The Mile-Long Road That’s Quicker to Walk
By PATRICK SAWER
THE mile-long stretch of the Strand from the Royal Courts of Justice to Trafalgar Square is one of the most painfully slow journeys any driver can make.
Here, where buses crawl end-to-end and cabbies and their passengers sit in frustration, even street sweepers cleaning the gutters move faster than the traffic.
Walking along the Strand, I conducted a private race with vehicles heading west towards the square.
But I was soon having to stop to allow them to catch up at the tailbacks stretching from traffic lights and pedestrian crossings.
Cabbie Karen O’Hanlon, 44, said of the road: “I never use it. It’s so slow. If I’m coming from south of the river I’ll go round the back and through Covent Garden.

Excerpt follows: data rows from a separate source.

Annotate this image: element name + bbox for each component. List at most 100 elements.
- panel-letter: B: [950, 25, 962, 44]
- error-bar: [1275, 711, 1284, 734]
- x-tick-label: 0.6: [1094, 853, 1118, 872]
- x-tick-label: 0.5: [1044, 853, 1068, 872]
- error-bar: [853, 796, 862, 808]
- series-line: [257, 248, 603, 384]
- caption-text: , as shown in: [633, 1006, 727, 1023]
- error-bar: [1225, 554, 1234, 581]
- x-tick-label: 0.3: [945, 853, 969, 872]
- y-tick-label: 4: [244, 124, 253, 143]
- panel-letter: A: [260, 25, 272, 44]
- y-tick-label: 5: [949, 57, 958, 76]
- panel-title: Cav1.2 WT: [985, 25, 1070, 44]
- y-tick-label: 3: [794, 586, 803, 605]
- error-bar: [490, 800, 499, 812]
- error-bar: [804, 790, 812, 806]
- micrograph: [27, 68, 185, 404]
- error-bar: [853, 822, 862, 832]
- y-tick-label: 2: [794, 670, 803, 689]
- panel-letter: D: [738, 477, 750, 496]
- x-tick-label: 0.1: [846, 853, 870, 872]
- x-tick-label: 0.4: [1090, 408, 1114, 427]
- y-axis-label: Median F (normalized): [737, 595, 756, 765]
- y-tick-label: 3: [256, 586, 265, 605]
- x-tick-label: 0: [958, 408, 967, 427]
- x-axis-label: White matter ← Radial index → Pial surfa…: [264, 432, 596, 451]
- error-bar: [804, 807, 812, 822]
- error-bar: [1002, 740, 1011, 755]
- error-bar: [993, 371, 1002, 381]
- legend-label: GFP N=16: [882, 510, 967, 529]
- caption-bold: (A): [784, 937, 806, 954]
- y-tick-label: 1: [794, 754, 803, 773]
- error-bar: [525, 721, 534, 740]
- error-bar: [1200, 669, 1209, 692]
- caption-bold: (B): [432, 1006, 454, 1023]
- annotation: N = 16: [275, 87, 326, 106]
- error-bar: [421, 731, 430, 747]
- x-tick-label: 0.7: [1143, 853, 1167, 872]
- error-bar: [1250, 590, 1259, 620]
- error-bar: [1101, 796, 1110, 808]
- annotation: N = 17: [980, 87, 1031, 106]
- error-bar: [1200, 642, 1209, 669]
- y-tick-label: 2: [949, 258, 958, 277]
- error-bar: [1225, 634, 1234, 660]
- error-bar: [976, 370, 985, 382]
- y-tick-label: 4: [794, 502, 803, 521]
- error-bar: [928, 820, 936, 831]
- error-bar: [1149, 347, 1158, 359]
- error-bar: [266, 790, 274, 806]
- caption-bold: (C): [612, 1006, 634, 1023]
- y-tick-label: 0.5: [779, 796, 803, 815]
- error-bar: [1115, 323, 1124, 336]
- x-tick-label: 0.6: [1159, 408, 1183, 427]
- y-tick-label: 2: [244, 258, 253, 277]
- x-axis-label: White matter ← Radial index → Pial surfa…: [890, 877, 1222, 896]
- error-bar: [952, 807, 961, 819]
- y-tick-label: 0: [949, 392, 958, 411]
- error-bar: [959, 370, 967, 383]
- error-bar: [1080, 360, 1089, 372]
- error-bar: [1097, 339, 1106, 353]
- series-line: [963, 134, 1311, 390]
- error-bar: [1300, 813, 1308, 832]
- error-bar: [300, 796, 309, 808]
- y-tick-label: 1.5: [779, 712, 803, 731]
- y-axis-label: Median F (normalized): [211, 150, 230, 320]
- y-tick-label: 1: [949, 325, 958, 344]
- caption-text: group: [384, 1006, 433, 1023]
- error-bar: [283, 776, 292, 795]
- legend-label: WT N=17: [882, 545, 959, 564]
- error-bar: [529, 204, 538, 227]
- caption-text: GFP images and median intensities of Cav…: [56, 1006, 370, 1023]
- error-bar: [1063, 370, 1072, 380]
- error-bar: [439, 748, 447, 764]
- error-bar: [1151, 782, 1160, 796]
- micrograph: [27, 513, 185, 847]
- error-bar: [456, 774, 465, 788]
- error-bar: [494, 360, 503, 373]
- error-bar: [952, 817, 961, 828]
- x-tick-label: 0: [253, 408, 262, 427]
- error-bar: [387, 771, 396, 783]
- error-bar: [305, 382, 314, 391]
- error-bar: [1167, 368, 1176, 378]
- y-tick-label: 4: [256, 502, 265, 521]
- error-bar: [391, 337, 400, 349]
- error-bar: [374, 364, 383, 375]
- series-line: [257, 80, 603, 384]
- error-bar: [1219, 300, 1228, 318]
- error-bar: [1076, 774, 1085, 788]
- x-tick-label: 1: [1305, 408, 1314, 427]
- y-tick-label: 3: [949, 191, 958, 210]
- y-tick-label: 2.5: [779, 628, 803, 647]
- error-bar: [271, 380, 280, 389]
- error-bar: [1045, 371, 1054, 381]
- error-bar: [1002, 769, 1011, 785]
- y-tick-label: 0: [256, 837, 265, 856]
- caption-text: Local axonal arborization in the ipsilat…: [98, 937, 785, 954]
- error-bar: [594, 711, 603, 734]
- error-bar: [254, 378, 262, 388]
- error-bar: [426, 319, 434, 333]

“First they shut off the route that allowed you to come up from the Embankment, then they changed the phasing of the lights so all the traffic going into Trafalgar Square slowed down. At first the congestion charge speeded things up, but then they extended it west and all the people who live in the new zone started to drive in.” In front of the Savoy, Elizabeth Reissner, 39, was striding purposefully along past a long queue of stationary buses.
A fellow of the Courtauld Institute in Somerset House, she has given up trying to catch a bus there from Charing Cross station. “It’s so much quicker to walk,” she said. “I once made the mistake of trying to catch a cab from the Courtauld to the station and it was a complete waste of money.” Chauffeur Stuart Rowe, 59, was taking a break in a side street before wearily easing his BMW into the traffic.
“People don’t use public transport the way Ken Livingstone wants them to,” he said. “It’s too expensive and it’s already too crowded, so they pay the C-charge knowing they can get from door to door.”